Growing up in a vibrant economy, teenagers of middle class families in small towns have largely experienced an upbeat economic mood and the safety of increasing wealth. Indulgent Asian parents have showered their children with all the opportunities and commercial goods that money can buy.
19 y.o. Radhika from Aurangabad (population of 1.2 million) lives with her mother a nurse, an absentee father (a policeman) and a younger brother still in school. In her small 2 room house on the first floor she has a computer all to herself. Her mother paid 3 months salary to buy the computer for Radhika’s school work. On the table is a studio shot of Radhika and her friend, taken just for fun when they completed school. Two dressed up girls in their best clothes pose and smile gently at us from the photo frame. Radhika is impeccably groomed. Wearing jeans and a fashionable blouse she talks about going clothes shopping every fortnight as she wants to look her best at all times. She goes out often with her friends to restaurants, catch the latest movies and to get pedicures at the neighbourhood salon. Radhika does not have much to worry about.

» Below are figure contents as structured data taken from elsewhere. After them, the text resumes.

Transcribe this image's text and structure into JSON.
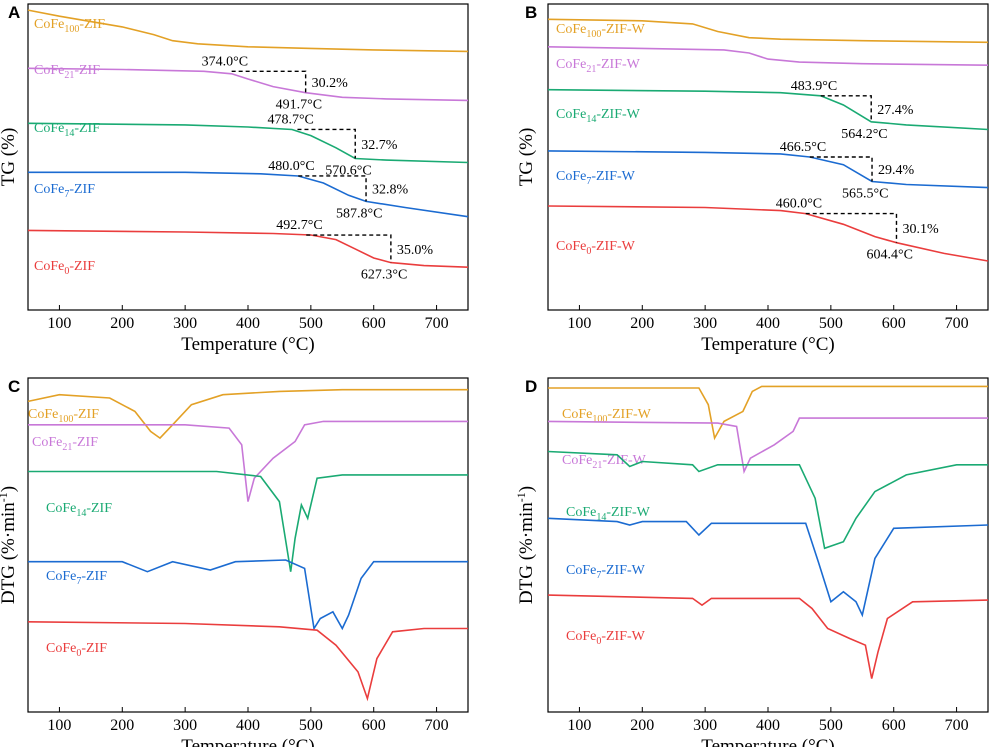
{
  "chart_data": [
    {
      "panel": "A",
      "type": "line",
      "xlabel": "Temperature (°C)",
      "ylabel": "TG (%)",
      "xlim": [
        50,
        750
      ],
      "xticks": [
        100,
        200,
        300,
        400,
        500,
        600,
        700
      ],
      "series": [
        {
          "name": "CoFe100-ZIF",
          "sub": "100",
          "color": "#E3A126",
          "points": [
            [
              50,
              98
            ],
            [
              100,
              96
            ],
            [
              200,
              92.5
            ],
            [
              250,
              90
            ],
            [
              280,
              88
            ],
            [
              320,
              87
            ],
            [
              400,
              86
            ],
            [
              500,
              85.5
            ],
            [
              600,
              85
            ],
            [
              750,
              84.5
            ]
          ]
        },
        {
          "name": "CoFe21-ZIF",
          "sub": "21",
          "color": "#C878D8",
          "points": [
            [
              50,
              79
            ],
            [
              200,
              78.6
            ],
            [
              330,
              78
            ],
            [
              374,
              77.2
            ],
            [
              400,
              75.5
            ],
            [
              440,
              73
            ],
            [
              491.7,
              71
            ],
            [
              550,
              69.5
            ],
            [
              620,
              69
            ],
            [
              750,
              68.5
            ]
          ]
        },
        {
          "name": "CoFe14-ZIF",
          "sub": "14",
          "color": "#1AAA73",
          "points": [
            [
              50,
              61
            ],
            [
              300,
              60.5
            ],
            [
              400,
              59.8
            ],
            [
              470,
              59
            ],
            [
              500,
              57
            ],
            [
              540,
              53
            ],
            [
              570.6,
              49.5
            ],
            [
              620,
              49
            ],
            [
              750,
              48.2
            ]
          ]
        },
        {
          "name": "CoFe7-ZIF",
          "sub": "7",
          "color": "#1B6BD1",
          "points": [
            [
              50,
              45
            ],
            [
              300,
              45
            ],
            [
              420,
              44.5
            ],
            [
              480,
              43.8
            ],
            [
              520,
              41.5
            ],
            [
              560,
              37.5
            ],
            [
              587.8,
              35.5
            ],
            [
              650,
              33.5
            ],
            [
              750,
              30.5
            ]
          ]
        },
        {
          "name": "CoFe0-ZIF",
          "sub": "0",
          "color": "#EA3D3D",
          "points": [
            [
              50,
              26
            ],
            [
              300,
              25.5
            ],
            [
              440,
              25
            ],
            [
              500,
              24.5
            ],
            [
              540,
              23
            ],
            [
              570,
              20
            ],
            [
              600,
              17
            ],
            [
              627.3,
              15.5
            ],
            [
              680,
              14.5
            ],
            [
              750,
              14
            ]
          ]
        }
      ],
      "annotations": [
        {
          "t1": "374.0°C",
          "t2": "491.7°C",
          "loss": "30.2%",
          "x1": 374,
          "x2": 491.7,
          "yTop": 78,
          "yBot": 71
        },
        {
          "t1": "478.7°C",
          "t2": "570.6°C",
          "loss": "32.7%",
          "x1": 478.7,
          "x2": 570.6,
          "yTop": 59,
          "yBot": 49.5
        },
        {
          "t1": "480.0°C",
          "t2": "587.8°C",
          "loss": "32.8%",
          "x1": 480,
          "x2": 587.8,
          "yTop": 43.8,
          "yBot": 35.5
        },
        {
          "t1": "492.7°C",
          "t2": "627.3°C",
          "loss": "35.0%",
          "x1": 492.7,
          "x2": 627.3,
          "yTop": 24.5,
          "yBot": 15.5
        }
      ]
    },
    {
      "panel": "B",
      "type": "line",
      "xlabel": "Temperature (°C)",
      "ylabel": "TG (%)",
      "xlim": [
        50,
        750
      ],
      "xticks": [
        100,
        200,
        300,
        400,
        500,
        600,
        700
      ],
      "series": [
        {
          "name": "CoFe100-ZIF-W",
          "sub": "100",
          "color": "#E3A126",
          "points": [
            [
              50,
              95
            ],
            [
              200,
              94.5
            ],
            [
              280,
              93.5
            ],
            [
              320,
              91
            ],
            [
              370,
              89
            ],
            [
              420,
              88.5
            ],
            [
              550,
              88
            ],
            [
              750,
              87.5
            ]
          ]
        },
        {
          "name": "CoFe21-ZIF-W",
          "sub": "21",
          "color": "#C878D8",
          "points": [
            [
              50,
              86
            ],
            [
              200,
              85.5
            ],
            [
              330,
              85
            ],
            [
              370,
              84
            ],
            [
              400,
              82
            ],
            [
              450,
              81
            ],
            [
              550,
              80.5
            ],
            [
              750,
              80
            ]
          ]
        },
        {
          "name": "CoFe14-ZIF-W",
          "sub": "14",
          "color": "#1AAA73",
          "points": [
            [
              50,
              72
            ],
            [
              300,
              71.5
            ],
            [
              420,
              71
            ],
            [
              483.9,
              70
            ],
            [
              520,
              67
            ],
            [
              564.2,
              61.5
            ],
            [
              620,
              60.5
            ],
            [
              750,
              59
            ]
          ]
        },
        {
          "name": "CoFe7-ZIF-W",
          "sub": "7",
          "color": "#1B6BD1",
          "points": [
            [
              50,
              52
            ],
            [
              300,
              51.5
            ],
            [
              420,
              51
            ],
            [
              466.5,
              50
            ],
            [
              520,
              47.5
            ],
            [
              565.5,
              42
            ],
            [
              620,
              41
            ],
            [
              750,
              40
            ]
          ]
        },
        {
          "name": "CoFe0-ZIF-W",
          "sub": "0",
          "color": "#EA3D3D",
          "points": [
            [
              50,
              34
            ],
            [
              300,
              33.5
            ],
            [
              420,
              32.5
            ],
            [
              460,
              31.5
            ],
            [
              520,
              28
            ],
            [
              570,
              24
            ],
            [
              604.4,
              22
            ],
            [
              680,
              18.5
            ],
            [
              750,
              16
            ]
          ]
        }
      ],
      "annotations": [
        {
          "t1": "483.9°C",
          "t2": "564.2°C",
          "loss": "27.4%",
          "x1": 483.9,
          "x2": 564.2,
          "yTop": 70,
          "yBot": 61.5
        },
        {
          "t1": "466.5°C",
          "t2": "565.5°C",
          "loss": "29.4%",
          "x1": 466.5,
          "x2": 565.5,
          "yTop": 50,
          "yBot": 42
        },
        {
          "t1": "460.0°C",
          "t2": "604.4°C",
          "loss": "30.1%",
          "x1": 460,
          "x2": 604.4,
          "yTop": 31.5,
          "yBot": 22
        }
      ]
    },
    {
      "panel": "C",
      "type": "line",
      "xlabel": "Temperature (°C)",
      "ylabel": "DTG (%·min-1)",
      "xlim": [
        50,
        750
      ],
      "xticks": [
        100,
        200,
        300,
        400,
        500,
        600,
        700
      ],
      "series": [
        {
          "name": "CoFe100-ZIF",
          "sub": "100",
          "color": "#E3A126",
          "points": [
            [
              50,
              93
            ],
            [
              100,
              95
            ],
            [
              180,
              94
            ],
            [
              220,
              90
            ],
            [
              245,
              84
            ],
            [
              260,
              82
            ],
            [
              280,
              86
            ],
            [
              310,
              92
            ],
            [
              360,
              95
            ],
            [
              450,
              96
            ],
            [
              550,
              96.5
            ],
            [
              750,
              96.5
            ]
          ]
        },
        {
          "name": "CoFe21-ZIF",
          "sub": "21",
          "color": "#C878D8",
          "points": [
            [
              50,
              86
            ],
            [
              300,
              86
            ],
            [
              370,
              85
            ],
            [
              390,
              80
            ],
            [
              400,
              63
            ],
            [
              410,
              70
            ],
            [
              440,
              76
            ],
            [
              475,
              81
            ],
            [
              490,
              86
            ],
            [
              520,
              87
            ],
            [
              750,
              87
            ]
          ]
        },
        {
          "name": "CoFe14-ZIF",
          "sub": "14",
          "color": "#1AAA73",
          "points": [
            [
              50,
              72
            ],
            [
              350,
              72
            ],
            [
              420,
              70.5
            ],
            [
              450,
              63
            ],
            [
              468,
              42
            ],
            [
              475,
              52
            ],
            [
              485,
              62
            ],
            [
              495,
              58
            ],
            [
              510,
              70
            ],
            [
              550,
              71
            ],
            [
              750,
              71
            ]
          ]
        },
        {
          "name": "CoFe7-ZIF",
          "sub": "7",
          "color": "#1B6BD1",
          "points": [
            [
              50,
              45
            ],
            [
              200,
              45
            ],
            [
              240,
              42
            ],
            [
              280,
              45
            ],
            [
              340,
              42.5
            ],
            [
              380,
              45
            ],
            [
              460,
              45.5
            ],
            [
              490,
              43
            ],
            [
              505,
              25
            ],
            [
              515,
              28
            ],
            [
              535,
              30
            ],
            [
              550,
              25
            ],
            [
              560,
              29
            ],
            [
              580,
              40
            ],
            [
              600,
              45
            ],
            [
              750,
              45
            ]
          ]
        },
        {
          "name": "CoFe0-ZIF",
          "sub": "0",
          "color": "#EA3D3D",
          "points": [
            [
              50,
              27
            ],
            [
              300,
              26.5
            ],
            [
              450,
              25.5
            ],
            [
              510,
              24.5
            ],
            [
              540,
              20
            ],
            [
              575,
              12
            ],
            [
              590,
              4
            ],
            [
              605,
              16
            ],
            [
              630,
              24
            ],
            [
              680,
              25
            ],
            [
              750,
              25
            ]
          ]
        }
      ]
    },
    {
      "panel": "D",
      "type": "line",
      "xlabel": "Temperature (°C)",
      "ylabel": "DTG (%·min-1)",
      "xlim": [
        50,
        750
      ],
      "xticks": [
        100,
        200,
        300,
        400,
        500,
        600,
        700
      ],
      "series": [
        {
          "name": "CoFe100-ZIF-W",
          "sub": "100",
          "color": "#E3A126",
          "points": [
            [
              50,
              97
            ],
            [
              290,
              97
            ],
            [
              305,
              92
            ],
            [
              315,
              82
            ],
            [
              330,
              87
            ],
            [
              360,
              90
            ],
            [
              375,
              96
            ],
            [
              390,
              97.5
            ],
            [
              750,
              97.5
            ]
          ]
        },
        {
          "name": "CoFe21-ZIF-W",
          "sub": "21",
          "color": "#C878D8",
          "points": [
            [
              50,
              87
            ],
            [
              320,
              86.5
            ],
            [
              350,
              85.5
            ],
            [
              362,
              72
            ],
            [
              372,
              76
            ],
            [
              410,
              80
            ],
            [
              440,
              84
            ],
            [
              450,
              88
            ],
            [
              480,
              88
            ],
            [
              750,
              88
            ]
          ]
        },
        {
          "name": "CoFe14-ZIF-W",
          "sub": "14",
          "color": "#1AAA73",
          "points": [
            [
              50,
              78
            ],
            [
              160,
              77
            ],
            [
              180,
              73.5
            ],
            [
              200,
              75
            ],
            [
              280,
              74
            ],
            [
              290,
              72
            ],
            [
              320,
              74
            ],
            [
              450,
              74
            ],
            [
              475,
              64
            ],
            [
              490,
              49
            ],
            [
              520,
              51
            ],
            [
              540,
              58
            ],
            [
              570,
              66
            ],
            [
              620,
              71
            ],
            [
              700,
              74
            ],
            [
              750,
              74
            ]
          ]
        },
        {
          "name": "CoFe7-ZIF-W",
          "sub": "7",
          "color": "#1B6BD1",
          "points": [
            [
              50,
              58
            ],
            [
              160,
              57
            ],
            [
              180,
              56
            ],
            [
              200,
              57
            ],
            [
              270,
              57
            ],
            [
              290,
              53
            ],
            [
              310,
              56.5
            ],
            [
              460,
              56.5
            ],
            [
              480,
              45
            ],
            [
              500,
              33
            ],
            [
              520,
              36
            ],
            [
              540,
              33
            ],
            [
              550,
              29
            ],
            [
              570,
              46
            ],
            [
              600,
              55
            ],
            [
              750,
              56
            ]
          ]
        },
        {
          "name": "CoFe0-ZIF-W",
          "sub": "0",
          "color": "#EA3D3D",
          "points": [
            [
              50,
              35
            ],
            [
              280,
              34
            ],
            [
              295,
              32
            ],
            [
              310,
              34
            ],
            [
              450,
              34
            ],
            [
              470,
              31
            ],
            [
              495,
              25
            ],
            [
              530,
              22
            ],
            [
              555,
              20
            ],
            [
              565,
              10
            ],
            [
              575,
              18
            ],
            [
              590,
              28
            ],
            [
              630,
              33
            ],
            [
              750,
              33.5
            ]
          ]
        }
      ]
    }
  ]
}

She is now part of the new ‘consuming class’ in emerging markets.
Listening to a day in Radhika’s life you begin to think about a James Dean style Rebel without a cause kind of story.
Yet as Radhika begins to talk about her future and the life she wants, you begin to see her determination and focus emerge. She has decided she wants to be a successful entrepreneur in IT and first plans to get a job that will help her develop the contacts she will need later. Her job will also help her finance her higher education. Marriage is also part of this plan but with the right person and at the right time.
There are many Radhika’s in small towns in emerging markets. Living indulgent lives supported by parents yet with a drive and a purpose not just for a better life for themselves but for the betterment of their entire families. That is the story behind the projected 23 trillion USD contribution emerging cities are likely to make in the future.